Technical Characteristics
- Map type: Cadastral (plantation) map
- Medium: Hand-colored lithograph
- Scale: ca. 1:140,000

Geographical Coverage
- Region: Lower Mississippi River
- Extent: Natchez to New Orleans

Repository
- Location: Library of Congress Geography and Map Division
- Call number: G4042.M5G46 1858 .P4

= Norman's chart of the lower Mississippi River =

1858 U.S. map

After the American Civil War, the U.S. government produced this similar "Manuscript Map Showing Plantations Leased and Plantations Not Leased in Wilkinson, Adams, Clairborne and Jefferson Counties, Mississippi and Concordia and Tensas Parishes, Louisiana" (NAID 26465535)

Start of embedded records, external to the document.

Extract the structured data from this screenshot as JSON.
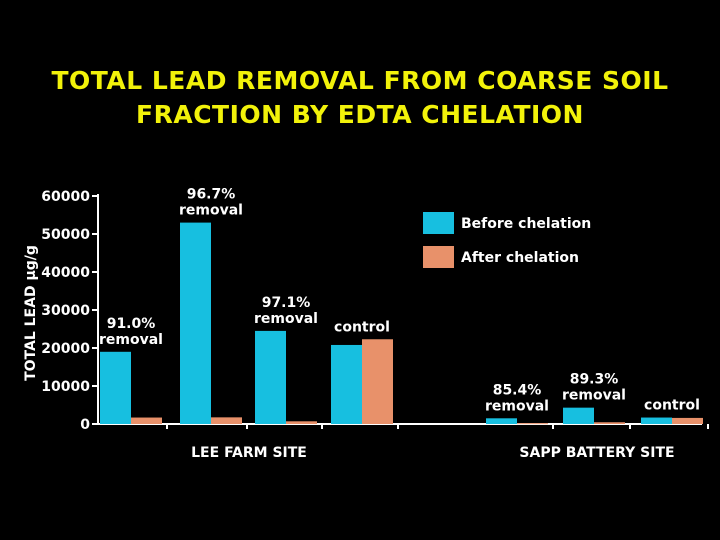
{
  "title_lines": [
    "TOTAL LEAD REMOVAL FROM COARSE SOIL",
    "FRACTION BY EDTA CHELATION"
  ],
  "colors": {
    "background": "#000000",
    "title": "#f2f20a",
    "before": "#17bfe0",
    "after": "#e8916a",
    "text": "#ffffff"
  },
  "chart_data": {
    "type": "bar",
    "ylabel": "TOTAL LEAD µg/g",
    "xlabel": "",
    "ylim": [
      0,
      60000
    ],
    "yticks": [
      0,
      10000,
      20000,
      30000,
      40000,
      50000,
      60000
    ],
    "grid": false,
    "legend_position": "top-right",
    "series": [
      {
        "name": "Before chelation",
        "color": "#17bfe0"
      },
      {
        "name": "After chelation",
        "color": "#e8916a"
      }
    ],
    "groups": [
      {
        "site": "LEE FARM SITE",
        "samples": [
          {
            "annotation": [
              "91.0%",
              "removal"
            ],
            "before": 19000,
            "after": 1700
          },
          {
            "annotation": [
              "96.7%",
              "removal"
            ],
            "before": 53000,
            "after": 1750
          },
          {
            "annotation": [
              "97.1%",
              "removal"
            ],
            "before": 24500,
            "after": 710
          },
          {
            "annotation": [
              "control"
            ],
            "before": 20800,
            "after": 22300
          }
        ]
      },
      {
        "site": "SAPP  BATTERY SITE",
        "samples": [
          {
            "annotation": [
              "85.4%",
              "removal"
            ],
            "before": 1500,
            "after": 220
          },
          {
            "annotation": [
              "89.3%",
              "removal"
            ],
            "before": 4300,
            "after": 460
          },
          {
            "annotation": [
              "control"
            ],
            "before": 1700,
            "after": 1600
          }
        ]
      }
    ]
  }
}
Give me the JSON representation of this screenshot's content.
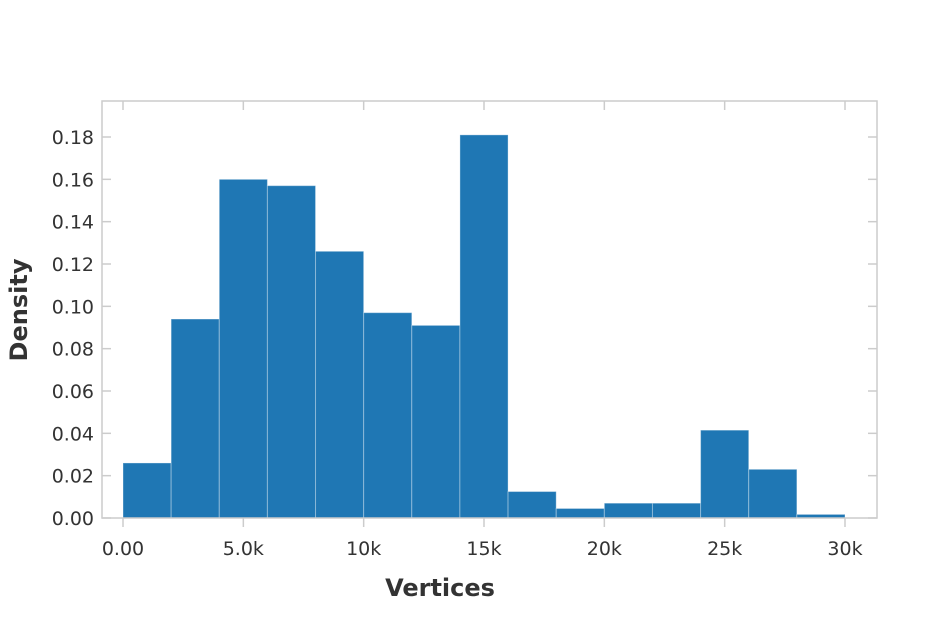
{
  "chart_data": {
    "type": "bar",
    "subtype": "histogram",
    "xlabel": "Vertices",
    "ylabel": "Density",
    "xlim": [
      0,
      30000
    ],
    "ylim": [
      0,
      0.18
    ],
    "x_ticks": [
      {
        "value": 0,
        "label": "0.00"
      },
      {
        "value": 5000,
        "label": "5.0k"
      },
      {
        "value": 10000,
        "label": "10k"
      },
      {
        "value": 15000,
        "label": "15k"
      },
      {
        "value": 20000,
        "label": "20k"
      },
      {
        "value": 25000,
        "label": "25k"
      },
      {
        "value": 30000,
        "label": "30k"
      }
    ],
    "y_ticks": [
      {
        "value": 0.0,
        "label": "0.00"
      },
      {
        "value": 0.02,
        "label": "0.02"
      },
      {
        "value": 0.04,
        "label": "0.04"
      },
      {
        "value": 0.06,
        "label": "0.06"
      },
      {
        "value": 0.08,
        "label": "0.08"
      },
      {
        "value": 0.1,
        "label": "0.10"
      },
      {
        "value": 0.12,
        "label": "0.12"
      },
      {
        "value": 0.14,
        "label": "0.14"
      },
      {
        "value": 0.16,
        "label": "0.16"
      },
      {
        "value": 0.18,
        "label": "0.18"
      }
    ],
    "bins": [
      {
        "x0": 0,
        "x1": 2000,
        "value": 0.026
      },
      {
        "x0": 2000,
        "x1": 4000,
        "value": 0.094
      },
      {
        "x0": 4000,
        "x1": 6000,
        "value": 0.16
      },
      {
        "x0": 6000,
        "x1": 8000,
        "value": 0.157
      },
      {
        "x0": 8000,
        "x1": 10000,
        "value": 0.126
      },
      {
        "x0": 10000,
        "x1": 12000,
        "value": 0.097
      },
      {
        "x0": 12000,
        "x1": 14000,
        "value": 0.091
      },
      {
        "x0": 14000,
        "x1": 16000,
        "value": 0.181
      },
      {
        "x0": 16000,
        "x1": 18000,
        "value": 0.0125
      },
      {
        "x0": 18000,
        "x1": 20000,
        "value": 0.0045
      },
      {
        "x0": 20000,
        "x1": 22000,
        "value": 0.007
      },
      {
        "x0": 22000,
        "x1": 24000,
        "value": 0.007
      },
      {
        "x0": 24000,
        "x1": 26000,
        "value": 0.0415
      },
      {
        "x0": 26000,
        "x1": 28000,
        "value": 0.023
      },
      {
        "x0": 28000,
        "x1": 30000,
        "value": 0.0017
      }
    ],
    "grid": false,
    "bar_color": "#1f77b4",
    "bar_stroke_color": "#ffffff",
    "axis_color": "#cccccc",
    "text_color": "#333333"
  }
}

Norman's chart of the lower Mississippi River is a historically significant map produced in 1858 of landmarks, roads, ferry crossings, and plantations along the course of the Mississippi River from Natchez to New Orleans. Cotton and sugar plantations are color-coded with distinct colors. The lithographic map is based on cartography by Marie Adrien Persac. The map was printed by longtime New Orleans bookseller Benjamin Moore Norman.

As one historian wrote, "At the time Norman's chart was published, the sugar coast stood prominently at the center of political power in Louisiana. Persac's inclusion of planters' names allows the viewer to navigate his chart as a map of concentrated power." Persac sailed the river in a skiff to collect information for the map, stopping frequently to inquire about names of plantations and plantation owners. According to Reconstructing the Landscapes of Slavery (2021), "It has the effect of a promenade along the river, displaying the bounty of nature transformed into capitalist wealth. This corridor was the nation's leading producer of cotton and sugar and had the densest slave population in the country. It was reputed to be home to more millionaires than anywhere else in the United States."